Hafsteinn Gunnar Sigurðsson au Cratère ce soir à 18h. EL/OG
Hafsteinn Gunnar Sigurðsson au Cratère ce soir à 18h. EL/OG

Le réalisateur islandais Hafsteinn Gunnar Sigurðsson présente ce soir en avant-première au festival Itinérances son second film "Paris of the North" : une comédie dramatique où un homme mène une vie terne dans un petit village de pêcheurs, jusqu'à l'arrivée de son père qui va bouleverser son quotidien. Un long-métrage sur les liens familiaux, les choix de vie, et la crise de la masculinité. Rencontre.

Objectif Gard : Comment est née l'idée de ce film ?

Hafsteinn Gunnar Sigurðsson : Je viens de Reykjavik et Huldar Breiofjoro, le scénariste de mon film, possède une maison dans ce village de pêcheurs délabré et minuscule du Nord-Ouest de l’Islande (150 habitants). Les gens vivent proches les uns des autres mais sont finalement très éloignés. On trouvait intéressant de faire un film sur la tristesse de cette vie.
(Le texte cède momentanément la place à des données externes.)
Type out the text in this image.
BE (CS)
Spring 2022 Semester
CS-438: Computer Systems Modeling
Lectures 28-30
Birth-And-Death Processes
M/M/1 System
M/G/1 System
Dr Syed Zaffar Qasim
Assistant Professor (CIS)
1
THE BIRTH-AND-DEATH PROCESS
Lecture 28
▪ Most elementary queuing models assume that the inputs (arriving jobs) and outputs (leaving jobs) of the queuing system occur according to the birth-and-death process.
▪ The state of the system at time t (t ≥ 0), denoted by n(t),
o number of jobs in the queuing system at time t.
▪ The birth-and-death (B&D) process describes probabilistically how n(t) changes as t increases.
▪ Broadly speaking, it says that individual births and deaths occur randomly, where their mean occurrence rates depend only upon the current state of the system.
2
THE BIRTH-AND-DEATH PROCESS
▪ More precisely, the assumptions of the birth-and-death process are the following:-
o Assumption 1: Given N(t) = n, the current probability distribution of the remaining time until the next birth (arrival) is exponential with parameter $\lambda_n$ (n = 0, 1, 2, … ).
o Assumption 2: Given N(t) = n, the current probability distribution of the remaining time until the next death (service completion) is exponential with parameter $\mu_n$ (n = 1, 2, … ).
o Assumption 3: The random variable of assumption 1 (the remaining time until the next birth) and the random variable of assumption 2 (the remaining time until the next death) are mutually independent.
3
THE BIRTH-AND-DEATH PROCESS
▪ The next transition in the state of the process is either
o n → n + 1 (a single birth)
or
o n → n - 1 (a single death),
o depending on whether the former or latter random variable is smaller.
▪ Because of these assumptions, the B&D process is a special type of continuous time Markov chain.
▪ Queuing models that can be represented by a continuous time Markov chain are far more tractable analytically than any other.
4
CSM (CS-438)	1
O.G : Qu'avez-vous voulu montrer ?

H.G.S : Hugi, le personnage principal, vit au milieu d'un paysage magnifique avec des montagnes d'une grande splendeur. Cette beauté tranche avec sa vie, vide. Ce contraste pose des questions. Je voulais aussi explorer les relations entre les gens dans ce type de villes. Le lien père/fils est un peu oppressant pour Hugi, mais il lui apporte finalement quelque chose. Ce dernier va reprendre sa liberté.

O.G : Hugi serait-il plus heureux dans une grande ville ?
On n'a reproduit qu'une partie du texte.